A mudez crua da verdade

Jorge Messias
O Estado português está num estado desgraçado. É o resultado de 35 anos de políticas de sabotagem do sistema democrático. Sobre o que realmente se passa, governos e Igreja continuam a entender-se bem, como antes do 25 de Abril, e seguem a estratégia segura de calarem a verdade dos factos. Apesar das camuflagens estatísticas, o desemprego ultrapassou os 10% e afasta-se rapidamente desse número mágico. Aumenta a taxa de exploração do trabalho e vencimentos ou pensões da maioria desvalorizam-se constantemente. O apoio aos desempregados diminui com as alterações à lei dos subsídios. As famílias portuguesas estão cada vez mais endividadas. Agravam-se as desigualdades entre escalões profissionais, a injustiça da distribuição da riqueza, o endividamento externo, o défice público, a agricultura e as pescas são votadas ao abandono. Os escândalos sucedem-se a uma cadência louca. Em todos os casos tornados públicos, Governo e Igreja remetem-se ao mutismo ou cultivam as práticas fantasistas do «faz de conta»... Um exemplo evidente é o do Ministério do Trabalho e da Solidariedade Social transformado em sucursal da Igreja Católica. Distribui esmolas do Estado e paga investimentos sociais que logo transfere para as instituições da «sociedade civil solidária e católica».
Se estas contas estiverem certas, então, «a ruína espreita-nos nas curvas da História». É preciso romper com tudo isto e mudar.

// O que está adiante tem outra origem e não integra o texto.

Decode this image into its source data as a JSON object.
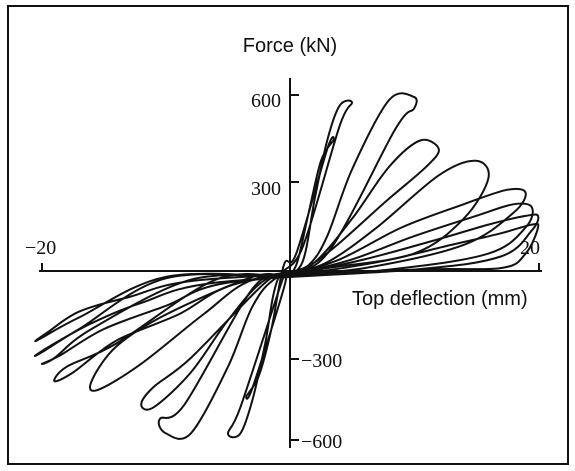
{
  "chart_data": {
    "type": "line",
    "title": "",
    "xlabel": "Top deflection (mm)",
    "ylabel": "Force (kN)",
    "xlim": [
      -20,
      20
    ],
    "ylim": [
      -660,
      660
    ],
    "x_tick_labels": [
      {
        "value": -20,
        "label": "−20"
      },
      {
        "value": 20,
        "label": "20"
      }
    ],
    "y_tick_labels": [
      {
        "value": 600,
        "label": "600"
      },
      {
        "value": 300,
        "label": "300"
      },
      {
        "value": -300,
        "label": "−300"
      },
      {
        "value": -600,
        "label": "−600"
      }
    ],
    "grid": false,
    "legend": "none",
    "line_color": "#111111",
    "series": [
      {
        "x": [
          -0.5,
          0.5,
          1.5,
          2.5,
          3.5,
          3.0,
          0.5,
          -0.5,
          -1.5,
          -2.5,
          -3.5,
          -3.0,
          -0.5,
          -0.5
        ],
        "y": [
          -20,
          20,
          200,
          380,
          450,
          420,
          60,
          20,
          -200,
          -360,
          -430,
          -400,
          -60,
          -20
        ]
      },
      {
        "x": [
          -0.5,
          1.0,
          2.0,
          3.0,
          4.0,
          5.0,
          4.0,
          1.0,
          -1.0,
          -2.0,
          -3.0,
          -4.0,
          -5.0,
          -4.0,
          -1.0,
          -0.5
        ],
        "y": [
          -20,
          30,
          250,
          450,
          570,
          580,
          500,
          80,
          -30,
          -250,
          -440,
          -560,
          -560,
          -470,
          -80,
          -20
        ]
      },
      {
        "x": [
          -0.5,
          1.5,
          3.0,
          5.0,
          8.0,
          10.0,
          10.0,
          8.5,
          3.0,
          -1.0,
          -3.0,
          -5.0,
          -8.0,
          -10.0,
          -10.5,
          -8.5,
          -3.0,
          -0.5
        ],
        "y": [
          -20,
          20,
          120,
          350,
          590,
          600,
          560,
          490,
          60,
          -20,
          -120,
          -330,
          -560,
          -560,
          -510,
          -460,
          -60,
          -20
        ]
      },
      {
        "x": [
          -0.5,
          2.0,
          5.0,
          8.0,
          10.5,
          12.0,
          11.0,
          8.0,
          2.0,
          -2.0,
          -5.0,
          -8.0,
          -11.0,
          -12.0,
          -11.0,
          -8.0,
          -2.0,
          -0.5
        ],
        "y": [
          -20,
          30,
          180,
          360,
          450,
          420,
          360,
          250,
          30,
          -30,
          -170,
          -350,
          -470,
          -460,
          -400,
          -300,
          -40,
          -20
        ]
      },
      {
        "x": [
          -0.5,
          3.0,
          7.0,
          12.0,
          15.0,
          16.0,
          14.0,
          10.0,
          3.0,
          -3.0,
          -7.0,
          -12.0,
          -15.5,
          -16.0,
          -14.0,
          -10.0,
          -3.0,
          -0.5
        ],
        "y": [
          -20,
          30,
          150,
          330,
          380,
          320,
          180,
          60,
          10,
          -30,
          -150,
          -320,
          -410,
          -380,
          -260,
          -150,
          -20,
          -20
        ]
      },
      {
        "x": [
          -0.5,
          4.0,
          9.0,
          14.0,
          17.5,
          19.0,
          18.0,
          14.0,
          6.0,
          -4.0,
          -9.0,
          -14.0,
          -17.5,
          -19.0,
          -18.0,
          -14.0,
          -6.0,
          -0.5
        ],
        "y": [
          -20,
          40,
          150,
          230,
          280,
          270,
          200,
          90,
          10,
          -40,
          -150,
          -240,
          -350,
          -380,
          -330,
          -250,
          -30,
          -20
        ]
      },
      {
        "x": [
          -0.5,
          5.0,
          10.0,
          15.0,
          18.0,
          19.5,
          19.0,
          16.0,
          8.0,
          -5.0,
          -10.0,
          -15.0,
          -18.5,
          -20.0,
          -19.0,
          -16.0,
          -8.0,
          -0.5
        ],
        "y": [
          -20,
          40,
          120,
          190,
          230,
          220,
          150,
          60,
          5,
          -40,
          -120,
          -200,
          -290,
          -320,
          -300,
          -200,
          -30,
          -20
        ]
      },
      {
        "x": [
          -0.5,
          6.0,
          12.0,
          16.0,
          19.0,
          20.0,
          19.5,
          17.0,
          10.0,
          -6.0,
          -12.0,
          -16.0,
          -19.0,
          -20.5,
          -20.0,
          -17.0,
          -10.0,
          -0.5
        ],
        "y": [
          -20,
          40,
          110,
          160,
          190,
          190,
          140,
          50,
          5,
          -40,
          -110,
          -180,
          -250,
          -290,
          -280,
          -200,
          -25,
          -20
        ]
      },
      {
        "x": [
          -0.5,
          7.0,
          13.0,
          17.0,
          19.5,
          20.0,
          19.0,
          17.0,
          10.0,
          -7.0,
          -13.0,
          -17.0,
          -19.5,
          -20.5,
          -20.0,
          -17.0,
          -10.0,
          -0.5
        ],
        "y": [
          -20,
          30,
          90,
          130,
          160,
          150,
          60,
          10,
          5,
          -30,
          -90,
          -140,
          -210,
          -240,
          -230,
          -160,
          -20,
          -20
        ]
      }
    ]
  }
}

Uma mudez ensurdecedora ...

A Igreja Católica portuguesa, como é sobejamente conhecido, reclama-se campeã do sector social e solidário. A ser assim, isto significaria que todo o aparelho apostólico – sacerdotes e leigos – deveria logicamente dar um firme apoio às causas dos trabalhadores, dos pobres, dos humildes, dos explorados e daqueles a quem um sistema profundamente injusto nega o direito à integração social e ao trabalho. E, como igreja, obrigatório seria que condenasse qualquer Estado que pagasse com o dinheiro dos trabalhadores as fraudes dos banqueiros, salvando os bancos e arruinando a economia.
A Igreja não só não procede assim - «anunciando e denunciando», como frequentemente prega nos púlpitos - mas é parte activa nos negócios que encapotadamente tanto dinheiro dão aos ricos. É por isso que nunca o Governo tem dinheiro para responder ao essencial mas todas as verbas aparecem, como por milagre, quando se trata de concluir meganegócios pouco transparentes ou de dar protecção aos bancos falidos, às manobras das «deslocalizações», ou à segurança dos paraísos fiscais. Por exemplo, estamos em plena e ameaçadora crise financeira mas já tudo se apronta para desenvolver um ambicioso projecto que parte da área das comunicações sociais e depois se espalha, como o cancro, por outros espaços da actividade económica, mesmo as mais imprevistas. É o caso da anunciada compra e venda da TVI.
Sucintamente: a partir da transacção da TV católica (venda feita à Prisa, também católica) o projecto do monopólio dos conteúdos (noticiários, publicidade, lazeres) procura alastrar a todas as redes de telecomunicação dos países lusófonos. Simultaneamente, os investimentos disponíveis (e que dizem inesgotáveis) aplicar-se-ão em áreas vitais da economia, como as do petróleo, do biogás ou das energias alternativas, da informática, do marketing, do desporto ou da moda. Trata-se de dominar o Mundo. É o imperialismo capitalista, em todo o seu esplendor, que surge dos confins da miséria de uma crise financeira mundial.
Isto não significa, necessariamente, que seja a Igreja o único protagonista desta intriga à escala planetária. Mas que participa na teia da conspiração, lá isso é evidente... Tanto se lhe dá que o projecto, a ter êxito, acarrete a centralização do poder, a destruição de milhares de postos de trabalho e o aprofundamento do fosso entre pobres e ricos.
É altura de rompermos com tudo isto. É tempo de mudar e de vencer. É tempo de votar. Mas também é tempo de sabermos dizer «não» e de o gritarmos aos quatro ventos! Ruptura e mudança exigem o fim da mudez.